A regression model predicts continuous values, e.g. prices. A classification model predicts discrete values, e.g. spam or not spam, or the animal in an image.
What is “linear regression”?
Linear regression is a method for finding the straight line or hyperplane that best fits a set of points
What is “L2 Loss”?
Also known as “squared error”, this is simply the sum of the “(prediction - actual)2” for the examples.
How would you write the equation for a simple linear regression model?
y’ = b + w1 x1, where y’ is the predicted label, b is the bias (y intercept), w1 is weight of feature 1, and x1 is a feature (a known input). With more features, “b + w1 x1 + w2 x2…”
What is the process of trying many example models to find one that minimizes loss called?
Empirical risk minimization.
What is MSE?
Mean square error. The sum of the squared losses for example example, divided by the number of examples. It is commonly used, but not the only function, or best for all cases.
What does it mean that a model has “converged”?
In computing the model, the loss has reach a point with no or little improvement in each iteration.
What is the shape of the “loss” vs “weight” plot for regression problems?

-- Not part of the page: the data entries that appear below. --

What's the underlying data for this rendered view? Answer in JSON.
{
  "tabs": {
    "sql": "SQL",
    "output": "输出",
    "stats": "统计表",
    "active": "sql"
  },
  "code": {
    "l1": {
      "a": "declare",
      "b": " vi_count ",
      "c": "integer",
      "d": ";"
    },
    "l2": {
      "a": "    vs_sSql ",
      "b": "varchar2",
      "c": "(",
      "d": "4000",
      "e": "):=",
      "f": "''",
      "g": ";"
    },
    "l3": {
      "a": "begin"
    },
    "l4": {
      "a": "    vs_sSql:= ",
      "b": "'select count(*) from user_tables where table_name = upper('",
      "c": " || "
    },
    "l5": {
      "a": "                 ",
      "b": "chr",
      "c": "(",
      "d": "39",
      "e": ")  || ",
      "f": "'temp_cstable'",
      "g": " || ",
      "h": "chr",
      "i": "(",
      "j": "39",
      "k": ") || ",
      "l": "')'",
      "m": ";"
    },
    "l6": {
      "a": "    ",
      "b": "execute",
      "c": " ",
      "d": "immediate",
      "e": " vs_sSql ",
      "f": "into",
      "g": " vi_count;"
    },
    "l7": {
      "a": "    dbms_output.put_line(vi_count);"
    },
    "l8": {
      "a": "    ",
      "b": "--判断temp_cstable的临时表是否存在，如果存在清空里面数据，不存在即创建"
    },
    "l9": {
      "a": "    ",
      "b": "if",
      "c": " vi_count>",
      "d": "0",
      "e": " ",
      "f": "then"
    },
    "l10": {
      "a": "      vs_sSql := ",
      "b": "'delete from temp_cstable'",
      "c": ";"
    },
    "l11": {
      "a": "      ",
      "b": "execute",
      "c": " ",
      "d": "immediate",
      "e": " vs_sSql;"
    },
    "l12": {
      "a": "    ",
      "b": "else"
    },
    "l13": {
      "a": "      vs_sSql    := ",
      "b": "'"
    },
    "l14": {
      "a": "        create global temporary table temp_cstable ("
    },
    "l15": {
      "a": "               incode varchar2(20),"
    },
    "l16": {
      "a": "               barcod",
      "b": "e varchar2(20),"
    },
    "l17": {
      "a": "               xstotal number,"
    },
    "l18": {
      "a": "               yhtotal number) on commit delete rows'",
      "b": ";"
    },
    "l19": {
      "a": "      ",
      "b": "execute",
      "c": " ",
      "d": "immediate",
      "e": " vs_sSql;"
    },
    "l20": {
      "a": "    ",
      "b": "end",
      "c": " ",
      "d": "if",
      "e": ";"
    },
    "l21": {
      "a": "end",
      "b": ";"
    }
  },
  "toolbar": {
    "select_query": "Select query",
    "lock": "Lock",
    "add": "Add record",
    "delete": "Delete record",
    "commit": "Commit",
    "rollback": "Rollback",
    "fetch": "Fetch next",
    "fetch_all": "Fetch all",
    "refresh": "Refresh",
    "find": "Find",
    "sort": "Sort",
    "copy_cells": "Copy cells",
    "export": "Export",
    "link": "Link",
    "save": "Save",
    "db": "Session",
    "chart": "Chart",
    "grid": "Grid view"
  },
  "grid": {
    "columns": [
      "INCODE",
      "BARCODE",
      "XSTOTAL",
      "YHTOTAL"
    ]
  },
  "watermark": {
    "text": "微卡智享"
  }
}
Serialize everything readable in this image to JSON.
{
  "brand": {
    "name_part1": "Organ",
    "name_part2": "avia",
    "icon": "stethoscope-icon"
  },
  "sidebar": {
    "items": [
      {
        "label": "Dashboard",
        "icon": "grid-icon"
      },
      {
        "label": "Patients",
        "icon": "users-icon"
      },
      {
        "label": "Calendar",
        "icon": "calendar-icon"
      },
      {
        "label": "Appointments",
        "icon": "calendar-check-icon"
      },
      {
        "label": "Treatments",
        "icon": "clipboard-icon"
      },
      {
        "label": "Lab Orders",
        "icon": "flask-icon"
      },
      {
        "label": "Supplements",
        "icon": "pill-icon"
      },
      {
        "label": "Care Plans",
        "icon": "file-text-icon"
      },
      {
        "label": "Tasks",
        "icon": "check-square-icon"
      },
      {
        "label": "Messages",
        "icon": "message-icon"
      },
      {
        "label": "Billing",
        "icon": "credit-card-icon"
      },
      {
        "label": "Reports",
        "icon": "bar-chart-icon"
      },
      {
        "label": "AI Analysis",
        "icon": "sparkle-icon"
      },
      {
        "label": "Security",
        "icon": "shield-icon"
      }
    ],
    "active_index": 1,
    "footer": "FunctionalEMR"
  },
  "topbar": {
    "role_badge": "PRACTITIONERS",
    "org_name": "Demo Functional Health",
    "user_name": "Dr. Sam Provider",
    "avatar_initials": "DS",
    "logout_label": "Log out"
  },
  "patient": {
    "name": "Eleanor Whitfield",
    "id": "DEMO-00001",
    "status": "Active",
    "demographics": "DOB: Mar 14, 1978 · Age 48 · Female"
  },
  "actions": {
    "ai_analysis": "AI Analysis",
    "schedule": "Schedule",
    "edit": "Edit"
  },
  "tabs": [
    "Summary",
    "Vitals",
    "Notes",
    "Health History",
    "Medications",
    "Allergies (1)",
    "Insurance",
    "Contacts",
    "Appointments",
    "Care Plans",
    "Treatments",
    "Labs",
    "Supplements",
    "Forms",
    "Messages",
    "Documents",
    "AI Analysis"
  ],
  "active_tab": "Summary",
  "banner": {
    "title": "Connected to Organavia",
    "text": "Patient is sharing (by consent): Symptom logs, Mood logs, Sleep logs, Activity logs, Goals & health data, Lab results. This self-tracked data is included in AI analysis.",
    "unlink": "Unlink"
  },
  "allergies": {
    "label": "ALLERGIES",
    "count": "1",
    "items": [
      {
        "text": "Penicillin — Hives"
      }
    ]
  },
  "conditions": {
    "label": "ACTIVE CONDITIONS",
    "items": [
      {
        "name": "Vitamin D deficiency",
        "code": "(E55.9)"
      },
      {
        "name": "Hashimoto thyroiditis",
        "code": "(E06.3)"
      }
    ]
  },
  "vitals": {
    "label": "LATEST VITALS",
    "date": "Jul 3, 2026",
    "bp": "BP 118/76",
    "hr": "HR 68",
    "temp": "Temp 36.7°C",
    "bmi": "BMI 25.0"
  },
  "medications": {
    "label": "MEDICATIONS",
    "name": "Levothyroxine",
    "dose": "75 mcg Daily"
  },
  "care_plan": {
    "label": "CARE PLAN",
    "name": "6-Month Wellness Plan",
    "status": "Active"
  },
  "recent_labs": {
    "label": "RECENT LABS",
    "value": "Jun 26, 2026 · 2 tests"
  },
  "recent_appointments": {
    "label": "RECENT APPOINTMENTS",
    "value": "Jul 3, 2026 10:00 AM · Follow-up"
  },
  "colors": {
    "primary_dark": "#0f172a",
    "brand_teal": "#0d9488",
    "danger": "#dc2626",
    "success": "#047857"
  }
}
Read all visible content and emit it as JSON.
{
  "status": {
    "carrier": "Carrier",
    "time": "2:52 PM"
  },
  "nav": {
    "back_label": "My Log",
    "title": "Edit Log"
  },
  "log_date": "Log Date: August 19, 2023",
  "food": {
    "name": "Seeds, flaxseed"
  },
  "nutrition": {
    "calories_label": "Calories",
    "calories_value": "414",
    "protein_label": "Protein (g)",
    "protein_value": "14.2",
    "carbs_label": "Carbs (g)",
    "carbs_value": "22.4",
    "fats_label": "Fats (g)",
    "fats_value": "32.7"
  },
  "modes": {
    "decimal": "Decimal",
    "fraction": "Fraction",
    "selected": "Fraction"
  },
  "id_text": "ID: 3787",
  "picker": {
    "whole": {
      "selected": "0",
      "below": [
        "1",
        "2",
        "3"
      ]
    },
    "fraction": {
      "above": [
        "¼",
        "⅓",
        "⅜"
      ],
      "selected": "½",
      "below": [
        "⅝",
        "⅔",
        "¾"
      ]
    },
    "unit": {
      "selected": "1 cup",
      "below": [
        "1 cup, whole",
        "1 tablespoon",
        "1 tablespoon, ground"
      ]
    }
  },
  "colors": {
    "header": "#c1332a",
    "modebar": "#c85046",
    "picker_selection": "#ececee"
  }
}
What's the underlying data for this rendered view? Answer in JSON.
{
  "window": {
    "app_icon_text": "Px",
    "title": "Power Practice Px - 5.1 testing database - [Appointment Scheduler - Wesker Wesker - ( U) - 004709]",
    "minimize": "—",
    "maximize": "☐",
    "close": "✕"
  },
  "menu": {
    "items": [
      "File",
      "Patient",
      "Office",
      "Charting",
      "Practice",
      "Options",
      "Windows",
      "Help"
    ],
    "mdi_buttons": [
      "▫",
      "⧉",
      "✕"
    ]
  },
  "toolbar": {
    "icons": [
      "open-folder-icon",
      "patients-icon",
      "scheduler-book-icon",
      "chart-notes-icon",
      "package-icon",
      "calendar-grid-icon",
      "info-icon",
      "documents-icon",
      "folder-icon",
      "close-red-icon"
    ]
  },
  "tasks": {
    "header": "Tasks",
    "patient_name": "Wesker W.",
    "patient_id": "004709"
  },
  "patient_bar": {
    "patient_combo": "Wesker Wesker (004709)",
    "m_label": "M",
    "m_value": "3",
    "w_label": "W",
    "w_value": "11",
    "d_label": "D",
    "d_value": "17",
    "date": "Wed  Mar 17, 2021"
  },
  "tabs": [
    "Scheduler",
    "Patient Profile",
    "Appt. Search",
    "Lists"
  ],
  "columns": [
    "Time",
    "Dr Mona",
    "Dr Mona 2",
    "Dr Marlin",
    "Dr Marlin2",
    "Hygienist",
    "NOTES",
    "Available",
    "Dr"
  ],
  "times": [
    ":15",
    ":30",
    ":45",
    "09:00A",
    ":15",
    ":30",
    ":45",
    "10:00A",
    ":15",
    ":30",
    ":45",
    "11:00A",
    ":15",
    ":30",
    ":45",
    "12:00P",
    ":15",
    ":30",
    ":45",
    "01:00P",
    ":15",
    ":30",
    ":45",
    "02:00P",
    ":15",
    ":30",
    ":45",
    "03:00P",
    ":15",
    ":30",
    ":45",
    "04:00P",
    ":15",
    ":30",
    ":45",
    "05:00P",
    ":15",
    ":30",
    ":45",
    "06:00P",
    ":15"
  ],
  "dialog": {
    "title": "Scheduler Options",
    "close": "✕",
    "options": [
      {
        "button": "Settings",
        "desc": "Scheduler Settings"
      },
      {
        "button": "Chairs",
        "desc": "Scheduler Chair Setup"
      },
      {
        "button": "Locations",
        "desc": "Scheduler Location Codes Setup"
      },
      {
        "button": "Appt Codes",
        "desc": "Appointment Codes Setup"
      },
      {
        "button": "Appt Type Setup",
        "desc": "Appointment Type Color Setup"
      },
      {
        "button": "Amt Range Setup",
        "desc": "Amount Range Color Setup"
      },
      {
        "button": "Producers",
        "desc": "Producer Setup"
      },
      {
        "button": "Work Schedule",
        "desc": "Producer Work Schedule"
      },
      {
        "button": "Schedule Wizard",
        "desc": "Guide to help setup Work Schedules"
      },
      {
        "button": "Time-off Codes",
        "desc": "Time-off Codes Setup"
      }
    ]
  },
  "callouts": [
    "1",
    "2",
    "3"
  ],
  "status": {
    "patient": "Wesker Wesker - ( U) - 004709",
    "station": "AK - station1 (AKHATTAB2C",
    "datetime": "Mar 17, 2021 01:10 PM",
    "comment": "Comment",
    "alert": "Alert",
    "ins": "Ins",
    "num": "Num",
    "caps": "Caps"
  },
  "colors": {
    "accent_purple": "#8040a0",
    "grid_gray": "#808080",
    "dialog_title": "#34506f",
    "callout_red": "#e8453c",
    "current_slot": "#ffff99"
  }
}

Convex (i.e. bowl). They only have one minimum (i.e. one place with a slope is exactly 0).
What is the symbol “Δ”?
The uppercase form of the Greek letter delta, it is used to represent “change in”. e.g. in the “slop intercept” equation “y = mx + b”, then “Δy = m Δx”.
What is “∂y / ∂x”
The partial derivative of f with respect to x (the derivative of f considered as a function of x alone).
What is “∇f”
The gradient of a function, denoted as shown, is the vector of partial derivatives with respect to all of the independent variables.
What is a “gradient”?
The gradient is a multi-variable generalization of the derivative. Like the derivative, the gradient represents the slope of the tangent of the graph of the function. More precisely, the gradient points in the direction of the greatest rate of increase of the function, and its magnitude is the slope of the graph in that direction
What is the gradient decent algorithm?
The gradient descent algorithm takes a step in the direction of the negative gradient in order to reduce loss as quickly as possible. To determine the next point along the loss function curve, the gradient descent algorithm adds some fraction of the gradient’s magnitude to the starting point.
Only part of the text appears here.